Van Wet ruimtelijke ordening naar Omgevingswet

Het is bij het beschrijven van een nieuwe wet niet per se goed om die vanuit het perspectief van de huidige wetgeving te bekijken. Om de gevolgen goed te kunnen beschrijven is het echter onontkoombaar om kort te schetsen hoe het er nu aan toe gaat.

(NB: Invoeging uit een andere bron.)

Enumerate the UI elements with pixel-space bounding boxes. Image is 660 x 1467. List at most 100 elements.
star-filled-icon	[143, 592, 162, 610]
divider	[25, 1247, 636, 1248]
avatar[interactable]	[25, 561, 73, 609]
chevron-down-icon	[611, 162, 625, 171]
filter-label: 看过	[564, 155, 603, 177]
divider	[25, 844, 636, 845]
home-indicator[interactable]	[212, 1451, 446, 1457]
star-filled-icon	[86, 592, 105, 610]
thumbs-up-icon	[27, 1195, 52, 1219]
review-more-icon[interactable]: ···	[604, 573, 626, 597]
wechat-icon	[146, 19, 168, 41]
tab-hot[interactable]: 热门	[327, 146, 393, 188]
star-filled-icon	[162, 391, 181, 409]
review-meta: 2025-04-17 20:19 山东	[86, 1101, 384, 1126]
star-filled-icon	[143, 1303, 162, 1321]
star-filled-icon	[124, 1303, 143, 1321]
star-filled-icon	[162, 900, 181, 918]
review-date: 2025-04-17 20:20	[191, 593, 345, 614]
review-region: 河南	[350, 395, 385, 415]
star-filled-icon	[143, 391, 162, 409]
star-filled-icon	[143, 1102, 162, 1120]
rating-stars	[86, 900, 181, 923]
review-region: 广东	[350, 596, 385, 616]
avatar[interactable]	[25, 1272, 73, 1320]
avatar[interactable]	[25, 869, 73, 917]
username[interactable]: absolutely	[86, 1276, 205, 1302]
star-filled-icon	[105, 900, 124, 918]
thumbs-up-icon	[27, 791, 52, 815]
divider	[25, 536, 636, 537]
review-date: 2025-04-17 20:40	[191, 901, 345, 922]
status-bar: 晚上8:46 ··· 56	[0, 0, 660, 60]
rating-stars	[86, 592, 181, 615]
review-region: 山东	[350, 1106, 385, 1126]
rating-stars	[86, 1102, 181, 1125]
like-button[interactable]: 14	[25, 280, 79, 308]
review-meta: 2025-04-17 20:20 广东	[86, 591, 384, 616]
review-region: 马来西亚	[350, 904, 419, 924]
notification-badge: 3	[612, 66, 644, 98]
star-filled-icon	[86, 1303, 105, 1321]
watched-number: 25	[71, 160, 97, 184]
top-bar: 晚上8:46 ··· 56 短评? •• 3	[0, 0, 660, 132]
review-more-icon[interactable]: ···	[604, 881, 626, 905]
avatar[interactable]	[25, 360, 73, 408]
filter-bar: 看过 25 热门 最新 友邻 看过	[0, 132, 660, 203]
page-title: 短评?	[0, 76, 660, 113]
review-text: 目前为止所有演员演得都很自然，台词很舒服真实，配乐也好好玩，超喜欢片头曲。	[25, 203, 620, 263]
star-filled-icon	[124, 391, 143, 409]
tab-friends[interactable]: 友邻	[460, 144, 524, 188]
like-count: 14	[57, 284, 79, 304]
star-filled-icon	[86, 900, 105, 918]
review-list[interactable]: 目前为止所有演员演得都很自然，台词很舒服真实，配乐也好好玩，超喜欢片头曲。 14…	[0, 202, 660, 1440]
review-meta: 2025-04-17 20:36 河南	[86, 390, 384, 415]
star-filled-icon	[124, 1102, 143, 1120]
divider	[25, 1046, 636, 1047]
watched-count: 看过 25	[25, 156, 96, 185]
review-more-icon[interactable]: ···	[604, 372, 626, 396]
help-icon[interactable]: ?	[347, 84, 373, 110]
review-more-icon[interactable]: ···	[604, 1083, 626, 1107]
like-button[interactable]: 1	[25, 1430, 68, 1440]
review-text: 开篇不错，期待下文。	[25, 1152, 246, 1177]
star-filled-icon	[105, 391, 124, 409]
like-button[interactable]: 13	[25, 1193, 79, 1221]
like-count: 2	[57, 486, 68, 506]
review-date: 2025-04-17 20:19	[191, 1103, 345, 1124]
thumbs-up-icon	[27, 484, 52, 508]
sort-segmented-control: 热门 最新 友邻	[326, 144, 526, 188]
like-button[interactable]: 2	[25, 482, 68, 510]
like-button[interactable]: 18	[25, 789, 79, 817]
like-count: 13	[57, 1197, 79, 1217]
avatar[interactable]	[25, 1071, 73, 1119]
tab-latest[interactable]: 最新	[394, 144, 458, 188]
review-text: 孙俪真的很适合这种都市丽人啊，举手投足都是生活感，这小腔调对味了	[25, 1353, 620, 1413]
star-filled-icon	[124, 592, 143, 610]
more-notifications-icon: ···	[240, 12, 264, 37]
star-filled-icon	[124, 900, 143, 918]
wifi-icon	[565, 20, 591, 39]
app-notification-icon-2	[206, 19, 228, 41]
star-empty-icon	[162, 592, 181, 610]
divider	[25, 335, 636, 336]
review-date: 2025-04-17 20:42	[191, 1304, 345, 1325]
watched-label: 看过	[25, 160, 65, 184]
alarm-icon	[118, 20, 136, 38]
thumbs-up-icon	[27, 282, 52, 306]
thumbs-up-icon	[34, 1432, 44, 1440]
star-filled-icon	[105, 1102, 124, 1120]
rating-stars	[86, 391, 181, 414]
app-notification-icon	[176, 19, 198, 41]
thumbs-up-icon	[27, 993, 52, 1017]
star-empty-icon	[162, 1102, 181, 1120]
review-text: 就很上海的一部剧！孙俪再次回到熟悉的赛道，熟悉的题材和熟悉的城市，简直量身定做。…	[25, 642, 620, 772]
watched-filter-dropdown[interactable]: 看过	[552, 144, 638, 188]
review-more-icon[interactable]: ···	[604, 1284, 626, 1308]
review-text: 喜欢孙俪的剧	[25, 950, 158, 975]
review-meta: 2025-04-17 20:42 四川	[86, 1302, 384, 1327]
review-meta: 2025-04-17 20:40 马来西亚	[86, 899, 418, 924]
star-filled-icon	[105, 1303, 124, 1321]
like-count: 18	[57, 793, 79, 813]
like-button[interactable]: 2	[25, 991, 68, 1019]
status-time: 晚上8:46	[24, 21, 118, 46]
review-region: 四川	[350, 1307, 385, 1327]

De huidige bestemmingsplannen zijn gebaseerd op de Wet ruimtelijke ordening (hierna: Wro). Gemeenten zijn vrij de omvang van een plangebied te bepalen, dus een bestemmingsplan kan zien op het gehele grondgebied van de gemeente, maar ook op één specifiek perceel. In de Wro is een goede ruimtelijke ordening de onderliggende norm.[1] De Wro schrijft niet voor hoe die bestemmingsplannen eruit moeten zien. Zo biedt de Wet ruimtelijke ordening op zichzelf voldoende ruimte voor globale of ruimere bestemmingsplannen. Onderliggende regels en de jurisprudentie vergen echter ook dat toegestane functies reeds bij de vaststelling van het bestemmingsplan worden beoordeeld.[2] Dit leidt ertoe dat bij globale en ruime bestemmingsplannen een representatieve invulling van de maximale planologische mogelijkheden moet worden onderzocht en onderbouwd.[3] Verder blijkt uit de jurisprudentie ook dat het niet is toegestaan om bepaalde bestemmingen afhankelijk te maken van een nader afwegingsmoment.[4]

Dit leidt tot onderzoeksrapporten over planologische mogelijkheden die vaak niet in die maximale omvang worden gerealiseerd. Bovendien moeten alle mogelijke ruimtelijke aspecten worden onderzocht, terwijl er uiteindelijk wellicht een functie wordt gerealiseerd die voor sommige ruimtelijke effecten helemaal niet relevant is. Daar komt dan nog bij dat de kans dat een ruim bestemmingsplan in een beroepsprocedure de eindstreep haalt, kleiner lijkt dan de slagingskans van een zeer concreet bestemmingsplan.

De Wro biedt verder nog mogelijkheden om te werken met een zogenaamd moederplan, met bijvoorbeeld een uitwerkingsbevoegdheid of daarin wijzigingsbevoegdheden. Dat vergt dan echter altijd weer een nader planologisch besluit en daardoor ook een lange doorlooptijd, zeker als tweemaal beroep wordt ingesteld.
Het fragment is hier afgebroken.